Coronavirus : plus de 225.000 verbalisations pour non-respect du confinement

Coronavirus : plus de 225.000 verbalisations pour non-respect du confinement©Boursier.com

Boursier.com, publié le vendredi 27 mars 2020 à 11h50

Depuis la mise en place des mesures de confinement pour lutter contre la pandémie de coronavirus, environ 3,7 millions de contrôles ont été réalisées dans toute la France.

Alors que le message "Restez chez vous" s'affiche partout en cette période de crise sanitaire, les verbalisations et les contrôlent se multiplient en France, où le nombre de décès dus au Covid-19 approche désormais les 1.700 morts, tandis que 500.000 personnes sont touchées dans le monde.

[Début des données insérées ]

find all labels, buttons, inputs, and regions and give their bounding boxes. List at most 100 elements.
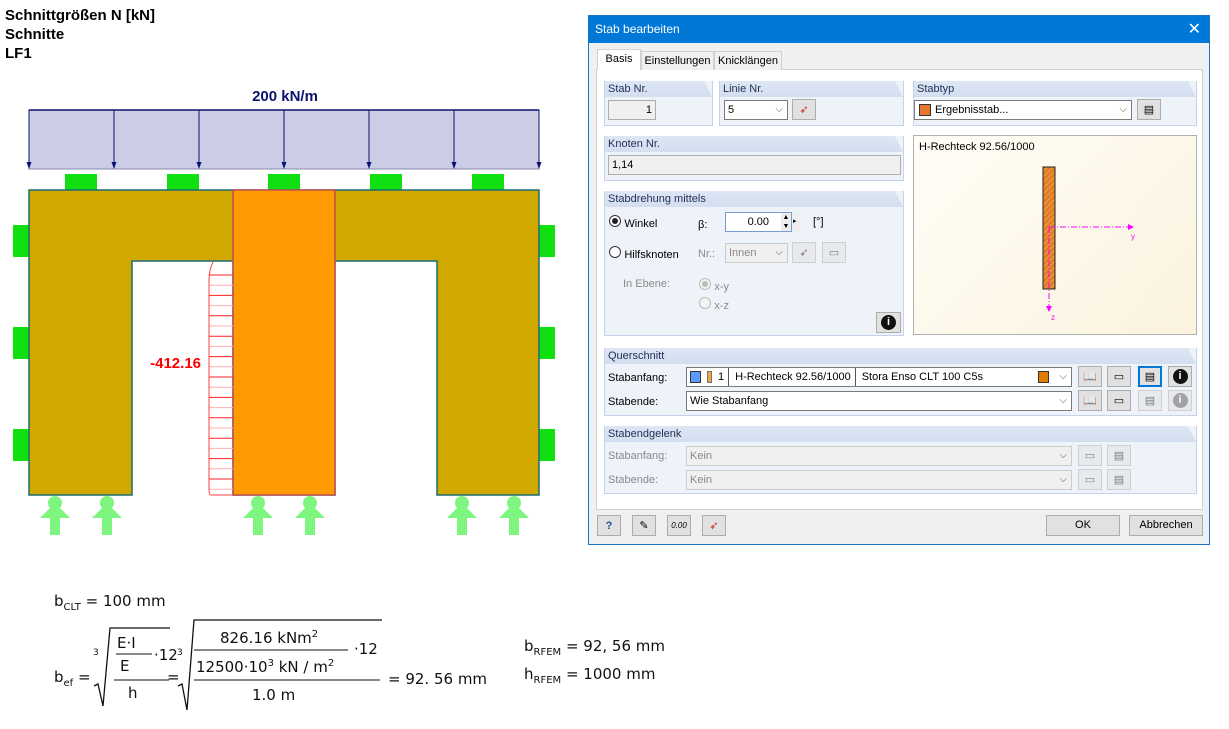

Le ministre de l'Intérieur Christophe Castaner, invité de l'émission "Vous avez la parole" sur 'France 2' jeudi, a annoncé que "plus de 225.000 verbalisations" avaient été dressées par les forces de l'ordre pour non-respect du confinement depuis sa mise en oeuvre le 16 mars, pour lutter contre la pandémie de coronavirus.

Environ 3,7 millions de contrôles ont été réalisés dans l'Hexagone, a précisé le ministre, qui a indiqué que le confinement devrait se "poursuivre tant que nous n'aurons pas gagné le combat contre le virus".

Un chiffre "en légère baisse"

Pour la seule journée du 26 mars, une "vingtaine de milliers" de procès-verbaux ont été dressés, a détaille le ministre de l'Intérieur, se réjouissant d'ailleurs d'un chiffre "en baisse légère", alors que plus de 100.000 policiers et gendarmes ont été déployés pour assurer ces contrôles.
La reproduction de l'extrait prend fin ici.